Vous pensez que les russes ou les américains vont accepter que les français ouvrent leur école de cybersécurité au Sénégal sans répondre ? Ces pays savent qu'une telle école peut être une base de cyber-espionnage. Cette école sera une délocalisation de l’Agence Nationale de la Sécurité des Systèmes d’Information (ANSSI) de la France et des services de renseignement techniques de la France. Sur ce plan, les français anticipent sur des projets russes de ce genre en Afrique, surtout au Sénégal. Parce qu’il y a une grande école informatique basée à Dakar dont on soupçonne qu'elle est financée par les russes. Donc pour revenir à votre question, il ne s’agit pas d’imprudence, mais le problème c’est que nous n’avons pas les moyens d’assurer notre propre sécurité numérique face à des puissances mondiales comme la France, la Russie et les Usa. Pour cela, nous sommes obligés d’accepter leur soutien dans ce domaine avec tous les risques.
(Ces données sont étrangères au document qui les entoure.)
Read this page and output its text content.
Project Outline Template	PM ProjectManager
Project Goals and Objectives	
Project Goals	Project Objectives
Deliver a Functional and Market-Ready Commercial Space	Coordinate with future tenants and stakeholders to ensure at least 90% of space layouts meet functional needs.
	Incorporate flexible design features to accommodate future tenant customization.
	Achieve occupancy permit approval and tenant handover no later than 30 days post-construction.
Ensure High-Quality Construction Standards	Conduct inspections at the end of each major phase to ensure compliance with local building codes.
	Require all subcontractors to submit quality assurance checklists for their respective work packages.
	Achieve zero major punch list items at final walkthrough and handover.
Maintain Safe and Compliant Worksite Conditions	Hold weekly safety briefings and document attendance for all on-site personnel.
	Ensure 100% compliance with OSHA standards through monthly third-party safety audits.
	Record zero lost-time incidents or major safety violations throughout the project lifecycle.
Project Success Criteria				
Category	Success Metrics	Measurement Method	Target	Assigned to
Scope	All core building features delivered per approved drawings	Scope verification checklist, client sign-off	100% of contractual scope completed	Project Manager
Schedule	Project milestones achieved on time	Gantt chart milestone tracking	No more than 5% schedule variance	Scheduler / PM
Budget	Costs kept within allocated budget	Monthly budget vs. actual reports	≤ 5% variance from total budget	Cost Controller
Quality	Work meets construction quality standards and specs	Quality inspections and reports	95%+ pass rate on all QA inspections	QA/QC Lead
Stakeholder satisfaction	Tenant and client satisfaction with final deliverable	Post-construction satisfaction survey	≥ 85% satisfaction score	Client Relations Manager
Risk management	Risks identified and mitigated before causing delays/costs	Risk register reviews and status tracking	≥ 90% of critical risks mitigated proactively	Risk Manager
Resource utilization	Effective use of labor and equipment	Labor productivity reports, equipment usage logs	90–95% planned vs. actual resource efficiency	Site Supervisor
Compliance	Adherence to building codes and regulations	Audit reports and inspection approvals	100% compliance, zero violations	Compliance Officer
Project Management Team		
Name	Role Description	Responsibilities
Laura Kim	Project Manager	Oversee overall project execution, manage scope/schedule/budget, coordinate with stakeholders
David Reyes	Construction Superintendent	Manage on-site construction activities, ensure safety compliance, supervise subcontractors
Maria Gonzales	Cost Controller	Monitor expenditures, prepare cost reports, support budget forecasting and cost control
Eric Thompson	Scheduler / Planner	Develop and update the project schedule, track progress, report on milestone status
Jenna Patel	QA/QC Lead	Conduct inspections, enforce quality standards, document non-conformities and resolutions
La presse française a dit que l’Afrique est surveillée. D’ailleurs ce n’est même plus un secret. La presse occidentale a révélé l’existence du « Big Brother’s de la surveillance globale », mis en place par des pays de l’Otan pour espionner des Chefs d’Etat et des personnalités politiques africaines avec ces équipements de pointe. Il existe «un centre d’écoute sous le contrôle de la Direction générale de la sécurité extérieure (DGSE) situé au niveau de la station d’atterrissage de Penmarc’h en Bretagne, région de France » révèle la presse française dans une enquête de «L’Obs » reprise par bfmtv.com. Ces confrères ont ajouté que «des spécialistes y interceptent les communications électroniques transitant notamment par le câble sous-marin ACE (Africa Coast to Europe). Cas typique de la mutualisation des équipements en Afrique, cette infrastructure de transmission a la particularité de connecter tous les pays de la côte occidentale africaine à l’Europe». Le journal français «L’Obs» a indiqué «que la collecte des données s’effectue au niveau de la station d’atterrissage d’Orange, l’opérateur français de télécommunications leader en Afrique». Au su de tout cela, vous pensez que la DGSE a besoin d’offrir des ordinateurs pour espionner ? Alors que de l’extérieur, ils peuvent faire des incursions dans notre système.
Écoutez, nous sommes un pays pauvre et l’espionnage numérique c’est aussi une question de moyen financier. Aux Usa, des concours de hackers sont organisés dans les grandes universités et ce sont les meilleurs qui sont recrutés par l’Agence Nationale de Sécurité (NSA) des Usa. Alors qu’au Sénégal, nous connaissons souvent des failles dans notre système de cryptage des communications des services de l’État. Ce débat pose alors la problématique de la sécurité des Systèmes informatiques de l’État. Je vous remercie…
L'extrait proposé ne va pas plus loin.